There are many differences, but at the end it boils down to your application. I think above first point should suffice your main question. Performance issues, always help you to decide whether to go for RD or GD. Some of the GD’s include: Neo4j, AllegroGraph, StarDog, OpenLink Virtuoso.
Some important points in regard to databases include:
- Graphs can be implemented in a relational database using foreign keys, but it often needs link tables to model the complexities . A difficulty with implementing triple stores over SQL is that although triples may thus be stored, implementing efficient querying of a graph-based RDF model (e.g., mapping from SPARQL) onto SQL queries is difficult [Jean]. Also, SPARQL, the standard query language used by triple stores, can require a lot of self joins, something RD’s are not optimised for [Michael].

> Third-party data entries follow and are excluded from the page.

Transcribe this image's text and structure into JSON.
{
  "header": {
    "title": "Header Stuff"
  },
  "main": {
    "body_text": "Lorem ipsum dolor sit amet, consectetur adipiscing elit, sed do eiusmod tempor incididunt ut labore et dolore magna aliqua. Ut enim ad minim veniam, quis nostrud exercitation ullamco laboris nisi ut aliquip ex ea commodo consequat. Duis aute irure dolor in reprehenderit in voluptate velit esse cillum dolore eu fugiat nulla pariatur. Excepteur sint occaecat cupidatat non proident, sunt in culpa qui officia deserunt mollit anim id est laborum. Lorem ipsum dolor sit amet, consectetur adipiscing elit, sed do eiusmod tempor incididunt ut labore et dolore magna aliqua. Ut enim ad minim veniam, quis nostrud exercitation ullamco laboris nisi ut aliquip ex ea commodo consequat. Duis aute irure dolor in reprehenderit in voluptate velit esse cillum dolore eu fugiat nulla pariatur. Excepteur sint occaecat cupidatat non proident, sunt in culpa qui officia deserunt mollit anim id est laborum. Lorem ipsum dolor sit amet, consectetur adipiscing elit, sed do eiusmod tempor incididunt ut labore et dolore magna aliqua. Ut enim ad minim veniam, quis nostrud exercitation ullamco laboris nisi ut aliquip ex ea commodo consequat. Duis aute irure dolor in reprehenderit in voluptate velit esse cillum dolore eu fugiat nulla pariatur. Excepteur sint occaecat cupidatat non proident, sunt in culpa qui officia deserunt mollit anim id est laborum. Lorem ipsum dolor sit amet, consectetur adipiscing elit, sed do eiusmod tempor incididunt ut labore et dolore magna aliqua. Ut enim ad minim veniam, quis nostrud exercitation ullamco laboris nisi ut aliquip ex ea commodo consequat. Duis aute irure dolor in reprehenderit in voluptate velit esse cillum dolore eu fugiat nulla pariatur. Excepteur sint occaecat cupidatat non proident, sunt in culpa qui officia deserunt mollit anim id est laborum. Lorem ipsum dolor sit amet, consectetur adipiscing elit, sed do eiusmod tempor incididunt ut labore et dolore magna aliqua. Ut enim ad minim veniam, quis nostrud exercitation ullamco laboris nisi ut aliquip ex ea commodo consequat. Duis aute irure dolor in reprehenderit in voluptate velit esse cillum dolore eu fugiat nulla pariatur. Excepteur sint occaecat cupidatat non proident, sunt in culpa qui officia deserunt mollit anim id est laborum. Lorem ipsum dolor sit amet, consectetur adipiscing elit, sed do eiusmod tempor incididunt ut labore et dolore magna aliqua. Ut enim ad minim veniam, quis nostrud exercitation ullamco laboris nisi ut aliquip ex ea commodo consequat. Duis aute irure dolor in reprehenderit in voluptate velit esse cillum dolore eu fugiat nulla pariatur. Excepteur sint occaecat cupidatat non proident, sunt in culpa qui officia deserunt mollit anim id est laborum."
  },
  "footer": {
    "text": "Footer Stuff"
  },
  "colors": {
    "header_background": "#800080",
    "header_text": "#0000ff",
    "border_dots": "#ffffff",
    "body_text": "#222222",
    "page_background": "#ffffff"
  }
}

- Triple Stores, which are essentially GD but TS don’t store data in the form of graphs. Different types of TS on basis of their implementation include [Diversity]:
- Native triple stores: Implemented from scratch. Efficiently store and access RDF data. These include: 4Store, AllegroGraph, BigData, Jena TDB, Sesame, Stardog, OWLIM and uRiKa.
- RDBMS-backed triplestores are built by adding an RDF specific layer to an existing RDBMS. These include: Jena SDB, IBM DB2 and Virtuoso.
- NoSQL Triplestores are recently being investigated as possible storage managers for RDF. For example, CumulusRDF is built on top of Cassandra. The folks at Seevl have implemented a triplestore on top of Redis.
- Among GD’s, RDF database systems are only standardised at the moment. These are build upon W3C’s Linked Data technology stack [Arto].